What distinguishes cloud computing from conventional computing is the shared and multiple user-centric web model. Attributes such as on-demand self-service, network access from anywhere, resource pooling, rapid elasticity, measured services and sharing by multiple tenants are the main requirements for cloud based offerings.
Because the definition is so broad, Intel also distinguishes three primary categories of cloud computing services;
Infrastructure services (IaaS) such as servers, storage, and network, delivered as a cloud service;
Platform services (PaaS) used to develop and deploy applications; and Software (SaaS) providing hosted services accessed over the Internet.

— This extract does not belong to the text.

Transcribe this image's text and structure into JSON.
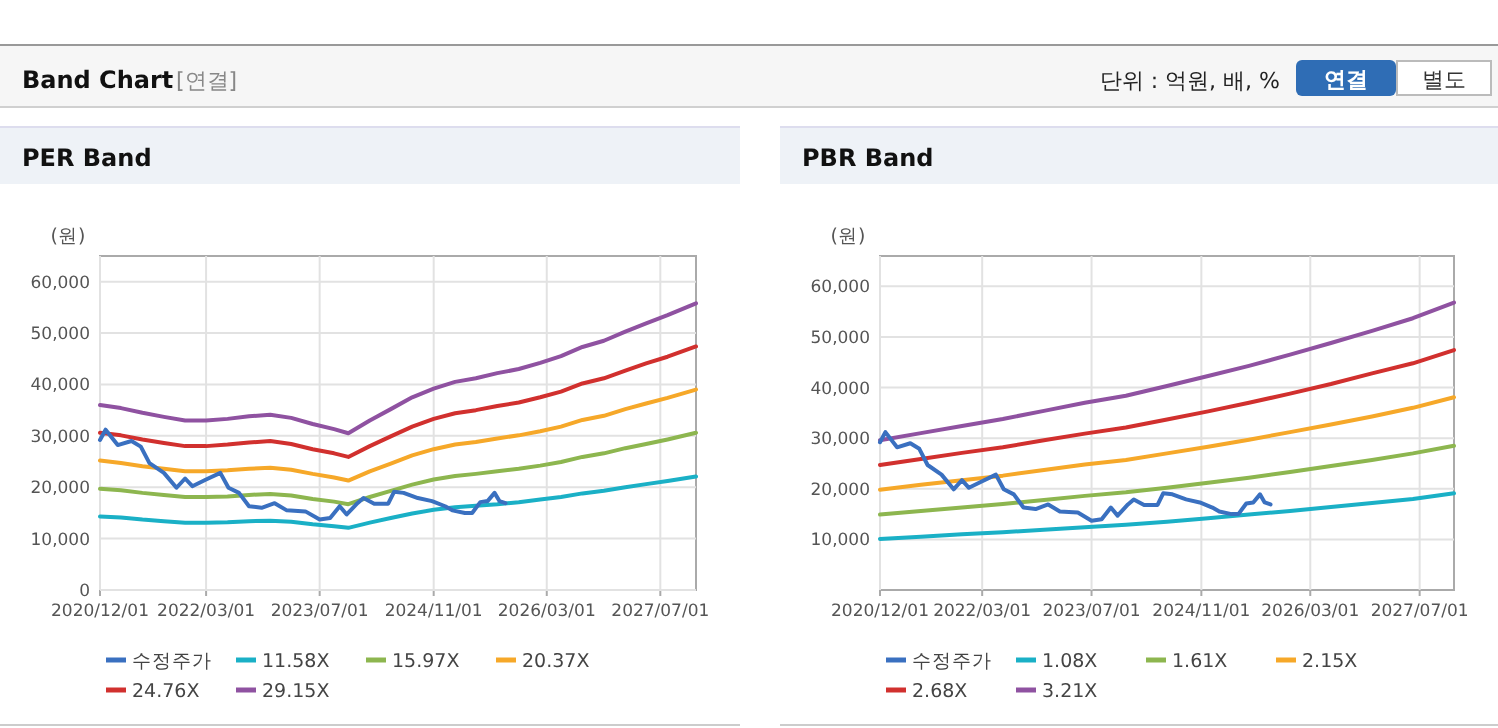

In fact, it is similar to the Internet, which also has an infrastructure, platform and software environment. Cloud computing uses many of the same web tools and technologies freely available on the internet. Like the Internet, it is made up of many different hardware and software platforms that enable the networking of digital bits and bytes. But as some see it, the increasing commercialization of the internet behind “walled gardens” of proprietary standards will impede innovation.
This seems unlikely.
The competition among proprietary environments for cloud based services will continue to be a spur, not an impediment to innovation. What is developed on one platform, if successful, will be ported to another. Applications developed and tested in the “garage” of the web environment will be adopted for use in enterprise networks.
What is different are the specific claims of openness and interoperability made by the owners of these proprietary standards (IP). Ease of interconnecting is a key issue for people like Wilber. The nature of business and increasing globalisation makes interoperability a necessity, particularly for supply chain or customer service applications.
Apple announced this week that all its Mobile Me and iDisk users will now be moved onto its new iCloud. ICloud services like storage and synching will be free along with an update of Apple’s iOS mobile software, which will be made available through downloads. Those are iPhone users, of which there are many.
The service marks the expansion of Apple’s current proprietary cloud services beyond iTunes, App Store and iBooks.
So getting back to poor frazzled Wilber. It looks as though prospects are brightening. Faced with an unending demand for more services at less cost – more for less – the mantra of business, – he has a number of choices. He is able to select services from any one of a number of competing giants, IBM, Oracle, Microsoft, Apple, Google, Amazon, most of which will claim to save his organization money and resources.
But moving to the Cloud is not without its challenges too. If a cloud collapses, as did part of RIMs global network this week, Wilber needs to have a contingency plan in place. He is right to continue taking this cloud thing seriously.